The Yellow Rattle, a near relative of the Red Rattle, also obtains its name from the fact that the seeds rattle in the husky capsules when ripe. This is an erect, somewhat rigid plant, common in cultivated land, composed of a single stem, about a foot high, smooth and more or less spotted with purple, bearing pairs of stalkless, wedge-shaped leaves, with deeply notched margins and conspicuous veins, and terminated by a loose spike of yellow, labiate flowers, in which the calyx is large and very inflated (flattened so that its side view is much larger than its end view), of an uncommon pale green in colour and contracting at the mouth, where it is divided into four equal teeth. The upper lip of the corolla is very convex and ordinarily has a purple spot upon it; the lower lip is divided into three segments, the middle one being the largest. The stamens, which rest closely under the upper lip, have curious anthers, covered with little, bristly hairs.

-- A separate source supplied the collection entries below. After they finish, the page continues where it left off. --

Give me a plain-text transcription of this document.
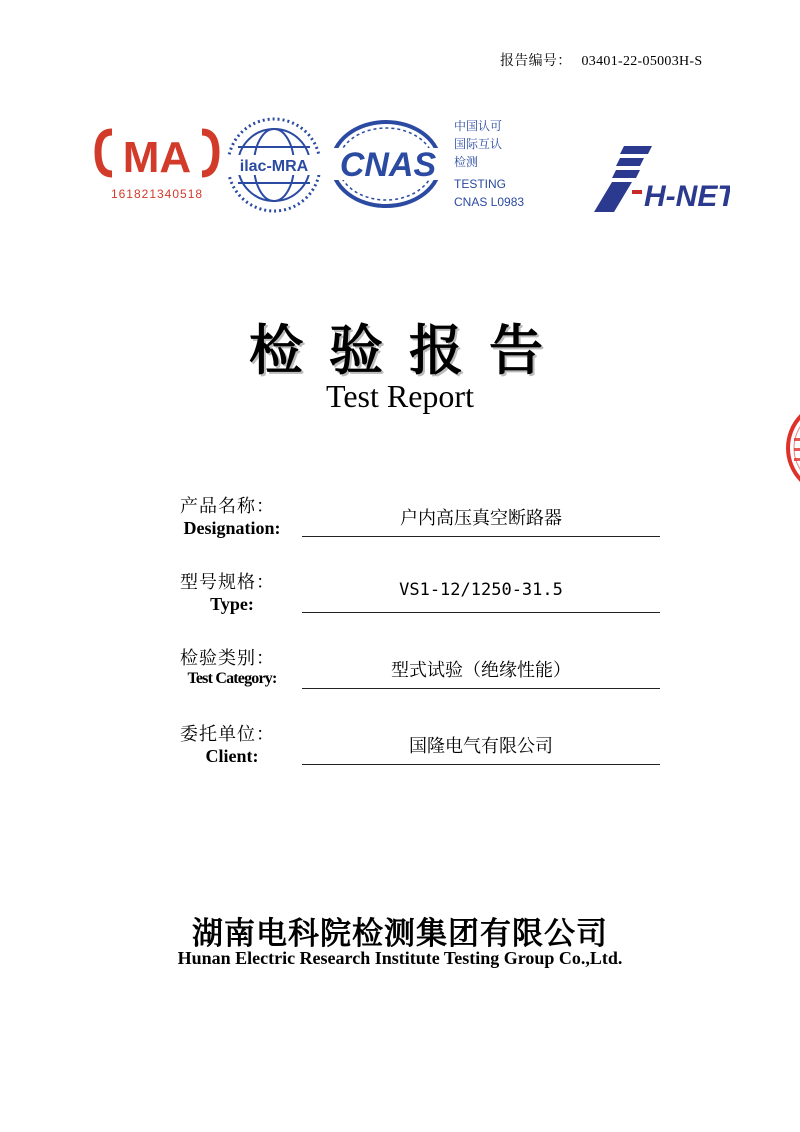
报告编号： 03401-22-05003H-S
MA
161821340518
ilac-MRA CNAS
中国认可
国际互认
检测
TESTING
CNAS L0983	H-NET
检验报告
Test Report
产品名称：
Designation:	户内高压真空断路器
型号规格：
Type:
VS1-12/1250-31.5
检验类别：
Test Category:	型式试验（绝缘性能）
委托单位：
Client:	国隆电气有限公司
湖南电科院检测集团有限公司
Hunan Electric Research Institute Testing Group Co.,Ltd.
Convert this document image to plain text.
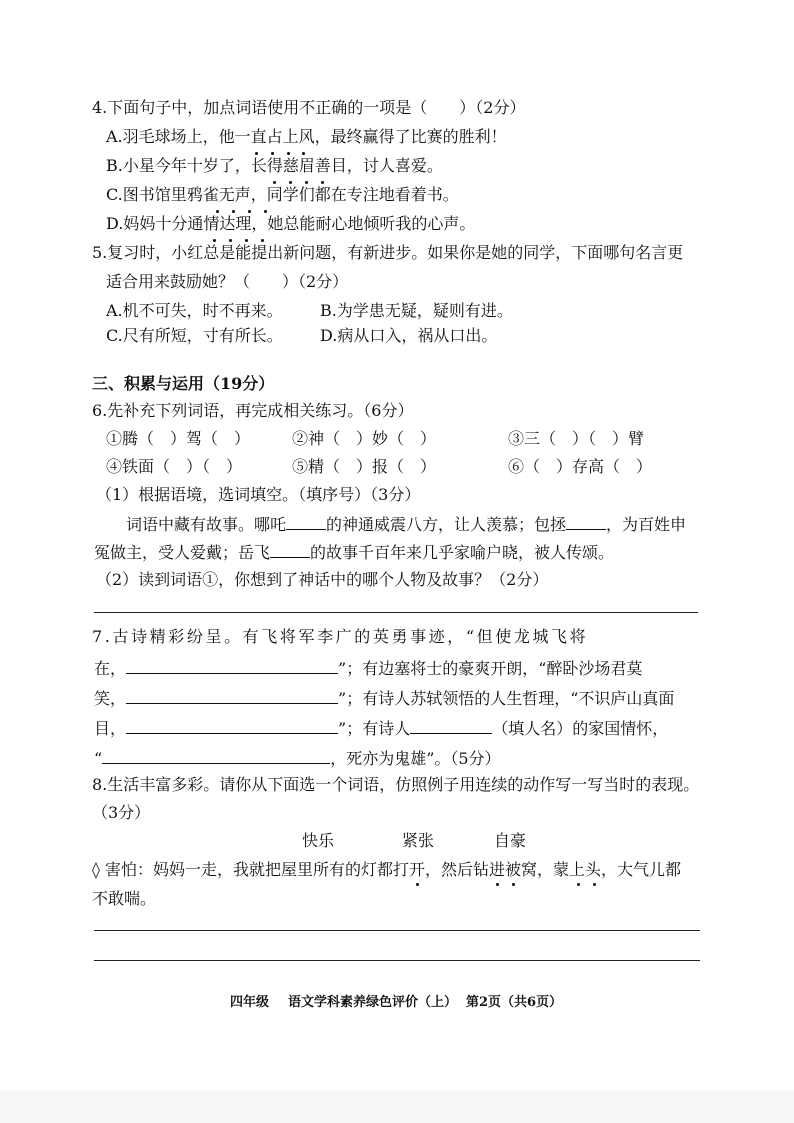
4.下面句子中，加点词语使用不正确的一项是（　　）（2分）
A.羽毛球场上，他一直占上风，最终赢得了比赛的胜利！
B.小星今年十岁了，长得慈眉善目，讨人喜爱。
C.图书馆里鸦雀无声，同学们都在专注地看着书。
D.妈妈十分通情达理，她总能耐心地倾听我的心声。
5.复习时，小红总是能提出新问题，有新进步。如果你是她的同学，下面哪句名言更
适合用来鼓励她？（　　）（2分）
A.机不可失，时不再来。 B.为学患无疑，疑则有进。
C.尺有所短，寸有所长。 D.病从口入，祸从口出。
三、积累与运用（19分）
6.先补充下列词语，再完成相关练习。（6分）
①腾（　）驾（　）	②神（　）妙（　）	③三（　）（　）臂
④铁面（　）（　）	⑤精（　）报（　）	⑥（　）存高（　）
（1）根据语境，选词填空。（填序号）（3分）
词语中藏有故事。哪吒	的神通威震八方，让人羡慕；包拯	，为百姓申
冤做主，受人爱戴；岳飞	的故事千百年来几乎家喻户晓，被人传颂。
（2）读到词语①，你想到了神话中的哪个人物及故事？（2分）
7.古诗精彩纷呈。有飞将军李广的英勇事迹，“但使龙城飞将
在，	”；有边塞将士的豪爽开朗，“醉卧沙场君莫
笑，	”；有诗人苏轼领悟的人生哲理，“不识庐山真面
目，	”；有诗人	（填人名）的家国情怀，
“	，死亦为鬼雄”。（5分）
8.生活丰富多彩。请你从下面选一个词语，仿照例子用连续的动作写一写当时的表现。
（3分）
快乐	紧张	自豪
◊ 害怕：妈妈一走，我就把屋里所有的灯都打开，然后钻进被窝，蒙上头，大气儿都
不敢喘。
四年级 语文学科素养绿色评价（上） 第2页（共6页）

Culpepper and other old writers call this plant Rattle Grass, like the preceding species, but Gerard gives also the name of 'Pennygrass,' an allusion to the flattened, fairly circular outline of the capsules. The generic name, Rhinanthus, is derived from the two Greek words signifying nose and flower, from the projecting beak of the upper portion of the corolla. The specific name, crista-galli, means the crest or comb of a cock, because, according to Pliny, it has numerous leaves resembling a cock's comb. Parkinson, writing in 1640, also explains the name by saying the deeply-dented edges of the leaves 'resemble therein the crest or combe of a cocke,' but others have thought the name 'Coxcomb' refers rather to the notched calyx. In France it is called the 'Crête-de-coq.'

Both the Red Rattle and the Yellow Rattle are semi-parasites like the Eyebright, in similar manner extracting nourishment from the roots of the grasses among which they grow, the Yellow Rattle, however, to a more considerable degree than the others, impoverishing thereby the pastures in which it flourishes, and on the Continent it is often harmful to Rye crops, if not eradicated in time.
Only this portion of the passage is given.